Transcript Rationalize the Denominator

Meet Mellow Mike. He’s a happy fellow and quite content with his tranquil life living on the first floor of a two-story house except for one problem, his roommate, Radical Ruben. Mellow Mike wants Ruben to move out and go away because Ruben is way too radical for Mike’s taste. The chaos Ruben causes disrupts the harmony of their shared space. Dealing with Reuben is a lot like Rationalizing the Denominator in radical expressions with fractions. How, you ask? Let me show you.

Simplifying Radical Equations

When you simplify radical expressions in fractions, just like Mike, you want to get rid of the radical living on the first floor of the fraction or rather, in the denominator. Take a look at this fraction: two over root 3. How can we make root 3 go away? To solve this problem, let’s first review the Product Property of Square Roots. The property states the square root of ‘a’ times the square root of ‘b’ is equal to the square root of the product ‘ab.’

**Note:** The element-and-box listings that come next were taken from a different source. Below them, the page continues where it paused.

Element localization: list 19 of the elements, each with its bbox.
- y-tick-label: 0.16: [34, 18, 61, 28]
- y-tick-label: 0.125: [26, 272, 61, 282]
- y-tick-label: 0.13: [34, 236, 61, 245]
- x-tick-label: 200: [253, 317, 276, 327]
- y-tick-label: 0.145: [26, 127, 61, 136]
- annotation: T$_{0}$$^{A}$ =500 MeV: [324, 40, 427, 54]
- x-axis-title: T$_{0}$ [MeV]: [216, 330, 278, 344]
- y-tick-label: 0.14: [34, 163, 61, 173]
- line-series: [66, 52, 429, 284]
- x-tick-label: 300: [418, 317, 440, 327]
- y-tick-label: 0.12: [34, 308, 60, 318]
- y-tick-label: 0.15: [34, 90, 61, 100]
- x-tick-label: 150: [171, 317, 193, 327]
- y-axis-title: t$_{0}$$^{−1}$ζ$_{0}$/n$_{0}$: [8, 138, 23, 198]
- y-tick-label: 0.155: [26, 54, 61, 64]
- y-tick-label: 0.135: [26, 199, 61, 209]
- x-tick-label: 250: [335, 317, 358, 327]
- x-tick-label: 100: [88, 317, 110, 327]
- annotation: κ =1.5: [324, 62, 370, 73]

Let’s look at an example, the square root of 3 times the square root of 3 is the same as the square root of the product of 3 and 3 which is the same as the square root of 9 which is a perfect square - and equal to 3. How can we use this information to get rid of root 3 in the denominator of this fraction? Multiply the fraction by another fraction that is equal to one and comprised of the radical from the denominator - in this case, root 3 over root 3.

Lookey there, that made the radical in the denominator disappear! Of course, now we have a radical upstairs in the numerator, but we can live with that. But, if there’s a factor joined with the radical, what then? No problem, follow the same steps as before. Multiply the fraction by the new fraction equal to 1 that is comprised of the radical number from the denominator. Again, the radical moves from the downstairs to the upstairs, and that’s okay. Finally, if possible, simplify the fraction.

Sum in the denominator

What if the situation is more complicated? There’s a sum or difference with a radical in the denominator. Is this an impossible situation? No, just follow these steps. First, instead of multiplying the fraction by a new fraction equal to 1 comprised of the radical from the denominator, for this situation make the new fraction equal to 1 from the conjugate of the denominator. The conjugate?! What’s that you ask? In algebra, to write a conjugate, just multiply the second term of the second binomial by negative 1.

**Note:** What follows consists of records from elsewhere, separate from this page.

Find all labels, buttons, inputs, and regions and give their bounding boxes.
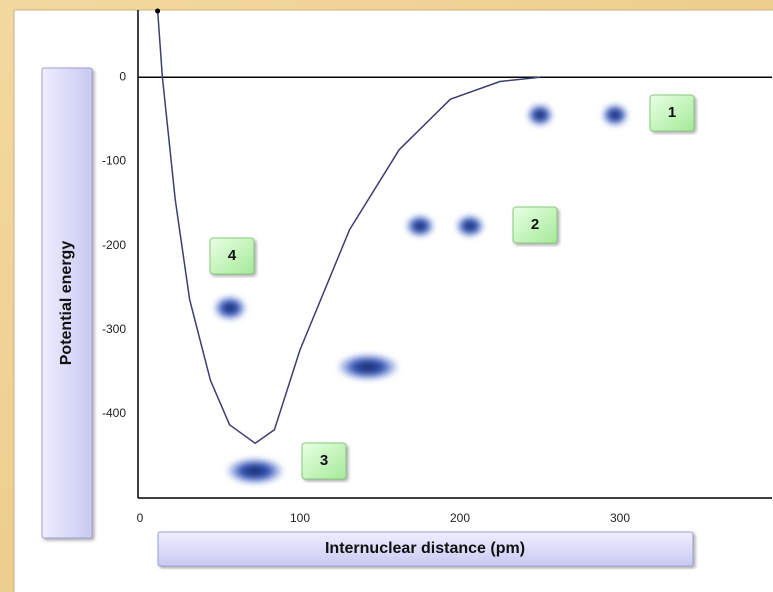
curve-start-dot <box>155 8 161 14</box>
annotation-box <box>209 237 255 275</box>
annotations: 1 2 3 4 <box>209 94 695 480</box>
y-tick-label: -400 <box>102 406 126 420</box>
annotation: 1 <box>668 104 676 121</box>
x-axis-title: Internuclear distance (pm) <box>325 540 525 557</box>
annotation: 3 <box>320 452 328 469</box>
panel <box>13 9 773 592</box>
annotation-box <box>649 94 695 132</box>
y-tick-label: -200 <box>102 238 126 252</box>
y-tick-label: -100 <box>102 154 126 168</box>
atoms <box>214 104 628 484</box>
annotation-box <box>301 442 347 480</box>
x-tick-label: 300 <box>610 511 630 525</box>
y-tick-label: -300 <box>102 322 126 336</box>
x-tick-label: 100 <box>290 511 310 525</box>
x-title-box <box>157 531 694 567</box>
y-title-box <box>41 67 93 539</box>
y-axis-title: Potential energy <box>58 241 75 366</box>
y-tick-label: 0 <box>119 69 126 83</box>
curve <box>156 9 541 445</box>
annotation-box <box>512 206 558 244</box>
annotation: 4 <box>228 247 237 264</box>
annotation: 2 <box>531 216 539 233</box>
x-tick-label: 200 <box>450 511 470 525</box>
x-tick-label: 0 <box>137 511 144 525</box>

For example, for a + b, the conjugate is a – b. And just to help you understand why we do this, foil the two binomials the product is a-squared minus b-squared is equal to the difference of two squares because the two middle terms cancel each other out. Okay, so let's write a fraction equal to 1 that is comprised of the conjugate of 5 minus the square root of 7. Do the mathmand we're left with 15 plus 3 root 7 all divided by 18.

Looking at the constants and coefficients in each term, we find that they all have something in common: they're all divisible by 3. So we can factor out a 3 from the numerator and denominator and we're left with 5 plus the square root of 7 over 6. By multiplying the denominator by its conjugate, we're able to make the radical in the denominator disappear. It’s not magic, just math!

So just like in the example problems, Mellow Mike also got rid of his radical. I think you already know where he moved. Luckily for Radical Reuben, unlike Mellow Mike, Dancing Donna from the 2nd floor likes to raise the roof.